Proving the sum of length of a unique path in a tree is less than equal to $n$ choose $2$.

Question

I am having trouble on trying to prove this statement using induction. Given a tree with $n$ vertices with $n \geq 2$. $x$ is a fixed vertex, for each $v$ in the vertex set, $d(v,x)$ is the length of the unique path from $v$ to $x$ in the tree.

I know that a tree with at least $2$ vertices has at least $2$ leaves, meaning at least $2$ vertices with degree $1$. Every tree has $n - 1$ edges. If I remove $1$ leaf, I now have $n - 2$ edges. That's as far as I got. I'm not sure how to proceed. I know my goal is to reach ${k + 1 \choose 2}$.

$$\sum d(v, x) \leq {n \choose 2}$$

Answer 1

Assume that, for some integer $k\ge 2$, for all trees with $k$ vertices, for all vertex $x$ in this tree, the tree satisfy that

$$\sum_{v\in \text{vertex set of that tree}} d(v,x) \le \binom{k}{2}.$$

For the $n=k+1$ case, consider any tree with $k+1$ vertices and $k$ edges. Let $V$ be the set of all its vertices.

Pick a leaf $l\in V$ that is not the fixed vertex $x$. (Always possible as the question mentions that such tree has at least $2$ leaves.) The path length $d(l, x) \le k$, the number of edges.

Remove $l$ from the vertices, then the subtree has $k$ vertices and $k-1$ edges. By the induction hypothesis,

$$\begin{align*} \sum_{v\in V\setminus \{l\}} d(v,x) &\le \binom{k}{2}\\ \sum_{v\in V} d(v,x) &= d(l, x) + \sum_{v\in V\setminus \{l\}} d(v,x)\\ &\le k + \binom k2\\ &= \binom k1 + \binom k2\\ &= \binom{k+1}2 \end{align*}$$

Answer 2

List the vertices in order of increasing distance from $x$, that is, call the vertices $v_0,v_1,\dots,v_{n-1}$ where $d(v_0,x)\le d(v_1,x)\le\cdots\le d(v_{n-1},x)$.

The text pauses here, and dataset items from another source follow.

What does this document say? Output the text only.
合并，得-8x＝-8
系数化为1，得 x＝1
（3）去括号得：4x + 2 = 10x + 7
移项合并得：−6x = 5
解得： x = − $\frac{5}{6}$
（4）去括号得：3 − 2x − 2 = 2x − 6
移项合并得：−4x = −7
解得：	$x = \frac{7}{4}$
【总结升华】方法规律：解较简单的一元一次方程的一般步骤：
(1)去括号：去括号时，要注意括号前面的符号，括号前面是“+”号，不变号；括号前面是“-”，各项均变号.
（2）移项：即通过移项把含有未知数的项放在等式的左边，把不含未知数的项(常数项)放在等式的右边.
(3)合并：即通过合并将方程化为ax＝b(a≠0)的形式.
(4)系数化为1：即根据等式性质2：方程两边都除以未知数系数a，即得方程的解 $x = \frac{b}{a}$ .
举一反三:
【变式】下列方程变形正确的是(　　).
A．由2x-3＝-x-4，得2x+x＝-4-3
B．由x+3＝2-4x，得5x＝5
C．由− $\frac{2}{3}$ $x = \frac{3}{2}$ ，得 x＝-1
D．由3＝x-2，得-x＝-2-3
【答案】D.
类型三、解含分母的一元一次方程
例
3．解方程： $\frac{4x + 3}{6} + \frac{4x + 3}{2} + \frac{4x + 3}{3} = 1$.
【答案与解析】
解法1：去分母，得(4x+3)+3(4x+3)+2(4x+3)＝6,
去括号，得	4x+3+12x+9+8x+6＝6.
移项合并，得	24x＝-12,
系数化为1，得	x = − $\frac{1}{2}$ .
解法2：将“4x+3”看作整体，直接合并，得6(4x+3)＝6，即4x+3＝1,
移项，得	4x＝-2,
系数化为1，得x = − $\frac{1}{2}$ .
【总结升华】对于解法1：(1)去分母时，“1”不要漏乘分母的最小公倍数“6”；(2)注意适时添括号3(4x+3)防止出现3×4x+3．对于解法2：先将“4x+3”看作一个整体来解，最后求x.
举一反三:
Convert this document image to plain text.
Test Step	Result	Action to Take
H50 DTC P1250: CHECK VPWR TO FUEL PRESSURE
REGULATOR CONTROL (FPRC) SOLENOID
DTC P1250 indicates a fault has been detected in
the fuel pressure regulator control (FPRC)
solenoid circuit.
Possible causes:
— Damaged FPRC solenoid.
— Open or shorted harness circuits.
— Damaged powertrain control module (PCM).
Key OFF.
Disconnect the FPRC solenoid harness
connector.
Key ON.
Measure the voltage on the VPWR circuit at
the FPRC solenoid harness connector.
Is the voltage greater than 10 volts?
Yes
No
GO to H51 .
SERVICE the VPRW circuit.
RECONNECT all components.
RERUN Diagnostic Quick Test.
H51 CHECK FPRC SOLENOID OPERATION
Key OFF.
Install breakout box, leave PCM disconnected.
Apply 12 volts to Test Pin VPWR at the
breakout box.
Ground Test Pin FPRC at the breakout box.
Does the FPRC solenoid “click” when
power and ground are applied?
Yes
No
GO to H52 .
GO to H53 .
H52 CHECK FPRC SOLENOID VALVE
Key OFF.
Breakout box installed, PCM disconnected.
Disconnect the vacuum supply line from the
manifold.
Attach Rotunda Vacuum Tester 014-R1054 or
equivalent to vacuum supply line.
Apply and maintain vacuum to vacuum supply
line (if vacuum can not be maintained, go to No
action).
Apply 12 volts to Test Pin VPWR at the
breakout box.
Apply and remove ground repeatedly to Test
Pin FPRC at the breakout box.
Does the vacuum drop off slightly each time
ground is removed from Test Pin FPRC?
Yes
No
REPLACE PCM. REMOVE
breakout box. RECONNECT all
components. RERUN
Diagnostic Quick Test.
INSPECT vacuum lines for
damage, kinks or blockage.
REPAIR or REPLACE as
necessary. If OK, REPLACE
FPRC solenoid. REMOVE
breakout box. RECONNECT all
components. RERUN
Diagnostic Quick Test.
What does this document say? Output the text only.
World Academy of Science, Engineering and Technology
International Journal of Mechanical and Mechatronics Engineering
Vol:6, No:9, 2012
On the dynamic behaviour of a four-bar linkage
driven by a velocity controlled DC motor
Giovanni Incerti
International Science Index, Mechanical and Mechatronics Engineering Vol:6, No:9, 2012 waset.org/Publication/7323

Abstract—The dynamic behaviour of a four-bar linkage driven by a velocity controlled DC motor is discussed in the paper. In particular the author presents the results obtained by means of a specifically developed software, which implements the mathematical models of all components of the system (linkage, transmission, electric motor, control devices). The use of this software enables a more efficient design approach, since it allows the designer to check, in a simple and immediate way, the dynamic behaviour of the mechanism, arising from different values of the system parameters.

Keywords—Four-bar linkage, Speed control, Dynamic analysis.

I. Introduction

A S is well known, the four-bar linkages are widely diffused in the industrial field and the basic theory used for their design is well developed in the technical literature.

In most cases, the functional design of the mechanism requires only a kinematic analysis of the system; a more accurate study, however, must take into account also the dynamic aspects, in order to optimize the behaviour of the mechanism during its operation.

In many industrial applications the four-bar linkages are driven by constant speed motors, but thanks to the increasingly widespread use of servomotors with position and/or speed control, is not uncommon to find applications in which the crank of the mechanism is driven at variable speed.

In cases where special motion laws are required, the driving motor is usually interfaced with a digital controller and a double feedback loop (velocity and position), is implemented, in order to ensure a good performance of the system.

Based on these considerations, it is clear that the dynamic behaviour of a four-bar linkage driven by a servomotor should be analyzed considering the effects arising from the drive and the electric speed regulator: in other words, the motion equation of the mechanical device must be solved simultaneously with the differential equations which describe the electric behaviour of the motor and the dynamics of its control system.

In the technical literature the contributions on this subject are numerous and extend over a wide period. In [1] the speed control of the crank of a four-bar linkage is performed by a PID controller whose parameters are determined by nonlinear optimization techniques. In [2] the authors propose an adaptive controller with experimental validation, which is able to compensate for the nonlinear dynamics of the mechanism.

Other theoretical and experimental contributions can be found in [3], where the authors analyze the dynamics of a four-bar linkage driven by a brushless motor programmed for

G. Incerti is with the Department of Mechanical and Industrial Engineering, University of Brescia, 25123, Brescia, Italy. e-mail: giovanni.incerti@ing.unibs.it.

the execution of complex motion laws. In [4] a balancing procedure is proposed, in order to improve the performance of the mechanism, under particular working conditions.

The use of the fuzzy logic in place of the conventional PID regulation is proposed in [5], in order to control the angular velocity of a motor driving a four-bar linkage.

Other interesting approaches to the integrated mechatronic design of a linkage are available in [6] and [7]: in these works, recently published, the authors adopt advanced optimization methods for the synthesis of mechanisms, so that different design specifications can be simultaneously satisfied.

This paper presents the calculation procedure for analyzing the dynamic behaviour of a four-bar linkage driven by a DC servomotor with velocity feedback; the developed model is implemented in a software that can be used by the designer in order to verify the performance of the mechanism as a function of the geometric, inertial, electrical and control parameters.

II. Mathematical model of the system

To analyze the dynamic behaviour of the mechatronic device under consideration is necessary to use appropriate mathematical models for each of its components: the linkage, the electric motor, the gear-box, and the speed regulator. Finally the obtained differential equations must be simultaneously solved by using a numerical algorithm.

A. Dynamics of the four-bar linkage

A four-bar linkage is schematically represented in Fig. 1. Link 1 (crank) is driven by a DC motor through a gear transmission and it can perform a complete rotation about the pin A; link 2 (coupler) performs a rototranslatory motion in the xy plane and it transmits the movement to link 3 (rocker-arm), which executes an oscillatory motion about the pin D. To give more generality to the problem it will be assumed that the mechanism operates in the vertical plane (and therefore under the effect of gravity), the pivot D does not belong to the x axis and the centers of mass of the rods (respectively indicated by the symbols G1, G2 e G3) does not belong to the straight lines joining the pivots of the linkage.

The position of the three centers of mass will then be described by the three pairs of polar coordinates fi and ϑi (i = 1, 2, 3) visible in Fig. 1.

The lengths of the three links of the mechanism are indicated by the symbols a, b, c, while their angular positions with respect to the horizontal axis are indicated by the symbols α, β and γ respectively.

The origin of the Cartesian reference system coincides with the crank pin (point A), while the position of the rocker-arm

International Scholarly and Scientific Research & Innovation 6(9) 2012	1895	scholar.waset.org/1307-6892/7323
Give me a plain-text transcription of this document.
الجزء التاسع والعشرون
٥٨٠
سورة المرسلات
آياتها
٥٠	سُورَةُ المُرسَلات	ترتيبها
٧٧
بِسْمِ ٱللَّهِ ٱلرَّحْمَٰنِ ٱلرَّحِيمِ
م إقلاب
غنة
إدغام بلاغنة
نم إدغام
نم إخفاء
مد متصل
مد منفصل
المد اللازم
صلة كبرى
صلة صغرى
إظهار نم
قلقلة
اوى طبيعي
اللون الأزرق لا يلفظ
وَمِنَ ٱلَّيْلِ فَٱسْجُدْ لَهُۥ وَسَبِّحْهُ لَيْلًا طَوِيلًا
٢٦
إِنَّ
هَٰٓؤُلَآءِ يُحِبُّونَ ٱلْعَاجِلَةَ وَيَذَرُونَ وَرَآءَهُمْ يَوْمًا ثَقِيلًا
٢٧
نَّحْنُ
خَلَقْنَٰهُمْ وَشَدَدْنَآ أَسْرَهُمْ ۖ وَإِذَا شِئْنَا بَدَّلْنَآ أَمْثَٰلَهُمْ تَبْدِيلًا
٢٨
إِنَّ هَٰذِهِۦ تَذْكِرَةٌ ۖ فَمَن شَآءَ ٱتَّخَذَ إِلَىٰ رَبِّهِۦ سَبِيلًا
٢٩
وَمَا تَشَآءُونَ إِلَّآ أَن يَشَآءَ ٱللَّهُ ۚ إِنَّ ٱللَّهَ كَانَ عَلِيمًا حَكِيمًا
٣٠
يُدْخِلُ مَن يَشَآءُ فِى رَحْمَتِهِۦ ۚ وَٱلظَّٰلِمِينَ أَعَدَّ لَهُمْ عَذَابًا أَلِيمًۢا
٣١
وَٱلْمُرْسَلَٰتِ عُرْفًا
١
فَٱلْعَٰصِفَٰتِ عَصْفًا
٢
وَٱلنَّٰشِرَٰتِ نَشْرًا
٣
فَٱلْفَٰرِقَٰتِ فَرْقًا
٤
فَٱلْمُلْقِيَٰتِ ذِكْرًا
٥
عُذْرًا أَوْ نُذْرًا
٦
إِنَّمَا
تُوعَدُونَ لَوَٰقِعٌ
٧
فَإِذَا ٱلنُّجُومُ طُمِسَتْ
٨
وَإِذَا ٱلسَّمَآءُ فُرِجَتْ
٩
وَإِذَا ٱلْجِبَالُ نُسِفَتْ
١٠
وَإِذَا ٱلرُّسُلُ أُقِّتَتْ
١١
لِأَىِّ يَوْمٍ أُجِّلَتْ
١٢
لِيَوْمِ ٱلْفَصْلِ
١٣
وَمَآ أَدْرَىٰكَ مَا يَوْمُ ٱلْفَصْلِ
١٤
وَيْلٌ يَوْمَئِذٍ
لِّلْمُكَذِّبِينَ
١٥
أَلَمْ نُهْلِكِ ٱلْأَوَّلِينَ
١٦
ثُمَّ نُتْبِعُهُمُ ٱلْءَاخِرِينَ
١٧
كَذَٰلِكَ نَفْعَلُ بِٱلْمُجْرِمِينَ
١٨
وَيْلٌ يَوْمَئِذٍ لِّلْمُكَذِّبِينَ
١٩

Note that $d(v_0,x)=0$ since $v_0=x$, and that $$d(v_k,x)\le1+\max_{i\lt k}d(v_i,x)$$ for $0\lt k\le n-1$. It follows by induction that $d(v_i,x)\le i$ for all $i$, and $$\sum_{i=0}^{n-1}d(v_i,x)\le\sum_{i=0}^{n-1}i=\binom n2.$$

Answer 3

(Combinatorial proof, not by induction.)

Let $V$ be the vertex set of a tree with $n$ vertices, $n \ge 2$. Assign one vertex $x\in V$ to be the root of the tree. Let $S$ be the sum on the LHS in the question:

$$S = \sum_{v\in V} d(v, x).$$

Pick two distinct vertices $\{u, v\} \subseteq V$. There are two cases, depending on whether one vertex is a descendent of the other.

If neither $u$ nor $v$ is a descendent of the other, then $\{u, v\}$ contributes $0$ to the sum $S$.

Otherwise, without loss of generality, let $v$ be a descendent of $u$. Let $e$ be the edge attached to the ascendent $u$ on its path to $v$. The vertices $\{u,v\}$ identifies exactly one edge $e$ of the tree, on the path from $v$ to the root $x$. So $\{u,v\}$ contributes $1$ to $d(v,x)$, hence contributes $1$ to $S$.

There are $\binom n2$ ways to pick an unordered pair of distinct vertices from $V$, and each pair contributes at most $1$ to the sum $S$. So

$$\begin{align*}S = \sum_{v\in V} d(v,x) &= \sum_{v\in V}\text{# of ascendents of }v\\ &= \text{# of ascendent-descendent pairs}\\ &\le \text{# of unordered pairs of distinct vertices}\\ &= \binom n2. \end{align*}$$

Answer 4

If you consider the number and distances of the $n-1$ vertices other than the root, we arrive at an optimization problem:

Maximize $SP:1k_1 + 2k_2 + \dots +(n-1)k_{n-1}$, where if $k_i=0$ then if $j>i, k_j=0$, and $k_1 + k_2 + \dots + k_{n-1} = n-1$.

$k_i$ is the number of vertices at a distance of $i$ from the root.

For the induction, notice that adding another vertex raises $SP$ by at most $n$.